Monday, November 10, 2008

NY family opposes end to care for brain-dead boy

NEW YORK (AP) - A Washington hospital has asked a judge for permission to stop treating a brain-dead 12-year-old cancer patient, even though his ultra-religious New York parents want to keep him on life support.

Motl Brody of Brooklyn was pronounced dead this week after a half-year fight against a brain tumor, and doctors at Children's National Medical Center in Washington say the seventh-grader's brain has ceased functioning entirely.

But for the past few days, a machine has continued to inflate and deflate his lungs. As of late Friday afternoon, his heart was still beating with the help of a cocktail of intravenous drugs and adrenaline.

That heartbeat has prompted Motl's parents, who are Orthodox Jews, to refuse the hospital's request to remove all artificial life support.

Under some interpretations of Jewish religious law, including the one accepted by the family's Hasidic sect, death occurs only when the heart and lungs stop functioning.

That means Motl "is alive, and his family has a religious obligation to secure all necessary and appropriate medical treatment to keep him alive," the family's attorney wrote in a court filing this week.

The family has asked the hospital to leave the breathing machine on and keep administering drugs until the boy's heart and lungs no longer respond.

Disagreements between families and medical providers over when to end care for terminally ill patients are common, experts say, but this case wound up in court with unusual speed.

Unlike Terri Schiavo or Karen Ann Quinlan, who became the subjects of right-to-die battles when they suffered brain damage and became unconscious, Motl's condition has deteriorated beyond a persistent vegetative state, his physicians say.
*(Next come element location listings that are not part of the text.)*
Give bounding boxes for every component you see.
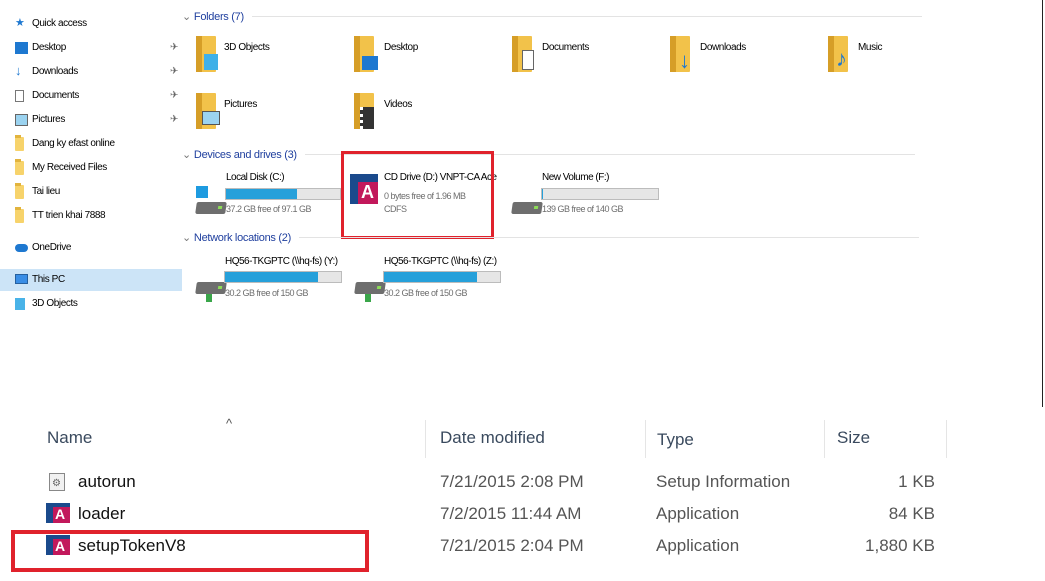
divider bbox=[298, 237, 919, 238]
column-separator[interactable] bbox=[946, 420, 947, 458]
column-separator[interactable] bbox=[425, 420, 426, 458]
folder-tile-documents[interactable]: Documents bbox=[512, 36, 652, 82]
desktop-icon bbox=[15, 42, 28, 54]
sort-ascending-icon[interactable]: ^ bbox=[226, 416, 232, 431]
pictures-icon bbox=[15, 114, 28, 126]
hard-drive-icon bbox=[511, 202, 543, 214]
network-drive-tile-y[interactable]: HQ56-TKGPTC (\\hq-fs) (Y:) 30.2 GB free … bbox=[192, 254, 344, 302]
folder-icon bbox=[15, 135, 24, 151]
network-drive-tile-z[interactable]: HQ56-TKGPTC (\\hq-fs) (Z:) 30.2 GB free … bbox=[351, 254, 503, 302]
folder-tile-desktop[interactable]: Desktop bbox=[354, 36, 494, 82]
group-header-devices[interactable]: ⌄ Devices and drives (3) bbox=[182, 148, 915, 161]
column-separator[interactable] bbox=[645, 420, 646, 458]
documents-icon bbox=[522, 50, 534, 70]
highlight-box-cd-drive bbox=[341, 151, 494, 239]
pin-icon: ✈ bbox=[170, 42, 178, 53]
settings-file-icon: ⚙ bbox=[49, 473, 65, 491]
chevron-down-icon: ⌄ bbox=[182, 149, 191, 161]
divider bbox=[251, 16, 922, 17]
file-row-autorun[interactable]: ⚙ autorun 7/21/2015 2:08 PM Setup Inform… bbox=[0, 468, 960, 498]
vnpt-ca-app-icon: A bbox=[46, 503, 70, 523]
pictures-icon bbox=[202, 111, 220, 125]
cloud-icon bbox=[15, 244, 28, 252]
windows-logo-icon bbox=[196, 186, 208, 198]
nav-item-3d-objects[interactable]: 3D Objects bbox=[15, 293, 190, 315]
highlight-box-setuptokenv8 bbox=[11, 530, 369, 572]
computer-icon bbox=[15, 274, 28, 284]
chevron-down-icon: ⌄ bbox=[182, 11, 191, 23]
pin-icon: ✈ bbox=[170, 114, 178, 125]
drive-usage-bar bbox=[225, 188, 341, 200]
nav-item-downloads[interactable]: ↓ Downloads ✈ bbox=[15, 61, 190, 83]
file-row-loader[interactable]: A loader 7/2/2015 11:44 AM Application 8… bbox=[0, 500, 960, 530]
drive-usage-bar bbox=[224, 271, 342, 283]
file-explorer-window: ★ Quick access Desktop ✈ ↓ Downloads ✈ D… bbox=[0, 0, 1045, 407]
download-arrow-icon: ↓ bbox=[679, 48, 690, 73]
folder-tile-pictures[interactable]: Pictures bbox=[196, 93, 336, 139]
folder-icon bbox=[15, 159, 24, 175]
group-header-network[interactable]: ⌄ Network locations (2) bbox=[182, 231, 919, 244]
nav-item-folder[interactable]: Dang ky efast online bbox=[15, 133, 190, 155]
column-header-date-modified[interactable]: Date modified bbox=[440, 428, 545, 448]
network-drive-icon bbox=[354, 282, 386, 294]
network-cable-icon bbox=[365, 294, 371, 302]
pin-icon: ✈ bbox=[170, 90, 178, 101]
nav-quick-access[interactable]: ★ Quick access bbox=[15, 13, 190, 35]
network-drive-icon bbox=[195, 282, 227, 294]
film-strip-icon bbox=[360, 107, 374, 129]
nav-item-documents[interactable]: Documents ✈ bbox=[15, 85, 190, 107]
nav-item-onedrive[interactable]: OneDrive bbox=[15, 237, 190, 259]
drive-usage-fill bbox=[225, 272, 318, 282]
group-header-folders[interactable]: ⌄ Folders (7) bbox=[182, 10, 922, 23]
folder-tile-3d-objects[interactable]: 3D Objects bbox=[196, 36, 336, 82]
folder-tile-music[interactable]: ♪ Music bbox=[828, 36, 968, 82]
star-icon: ★ bbox=[15, 17, 25, 29]
nav-item-this-pc[interactable]: This PC bbox=[0, 269, 182, 291]
folder-tile-videos[interactable]: Videos bbox=[354, 93, 494, 139]
drive-usage-bar bbox=[541, 188, 659, 200]
music-note-icon: ♪ bbox=[836, 46, 847, 71]
drive-usage-fill bbox=[542, 189, 544, 199]
window-border bbox=[1042, 0, 1043, 407]
drive-tile-c[interactable]: Local Disk (C:) 37.2 GB free of 97.1 GB bbox=[192, 170, 342, 218]
drive-usage-fill bbox=[226, 189, 297, 199]
cube-icon bbox=[204, 54, 218, 70]
download-arrow-icon: ↓ bbox=[15, 63, 22, 78]
column-header-size[interactable]: Size bbox=[837, 428, 870, 448]
column-separator[interactable] bbox=[824, 420, 825, 458]
desktop-icon bbox=[362, 56, 378, 70]
nav-item-folder[interactable]: Tai lieu bbox=[15, 181, 190, 203]
folder-icon bbox=[15, 183, 24, 199]
drive-usage-fill bbox=[384, 272, 477, 282]
documents-icon bbox=[15, 90, 24, 102]
drive-usage-bar bbox=[383, 271, 501, 283]
nav-item-folder[interactable]: My Received Files bbox=[15, 157, 190, 179]
folder-icon bbox=[15, 207, 24, 223]
cube-icon bbox=[15, 298, 25, 310]
chevron-down-icon: ⌄ bbox=[182, 232, 191, 244]
nav-item-folder[interactable]: TT trien khai 7888 bbox=[15, 205, 190, 227]
hard-drive-icon bbox=[195, 202, 227, 214]
nav-item-desktop[interactable]: Desktop ✈ bbox=[15, 37, 190, 59]
drive-tile-f[interactable]: New Volume (F:) 139 GB free of 140 GB bbox=[508, 170, 660, 218]
folder-tile-downloads[interactable]: ↓ Downloads bbox=[670, 36, 810, 82]
column-header-type[interactable]: Type bbox=[657, 430, 694, 450]
nav-item-pictures[interactable]: Pictures ✈ bbox=[15, 109, 190, 131]
column-header-name[interactable]: Name bbox=[47, 428, 92, 448]
network-cable-icon bbox=[206, 294, 212, 302]
pin-icon: ✈ bbox=[170, 66, 178, 77]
His brain has died entirely, according to an affidavit filed by one of his doctors.

His eyes are fixed and dilated. His body neither moves nor responds to stimulation. His brain stem shows no electrical function, and his brain tissue has begun to decompose.

"This is death at its simplest," the hospital's lawyers wrote in a court filing.

The hospital said it would help the family move what it called the boy's "earthly remains" to another medical facility, but has found none willing to accept a brain-dead child.

The dispute wound up in court Sunday, when the family asked a federal judge to block the hospital from doing any further tests for brain activity.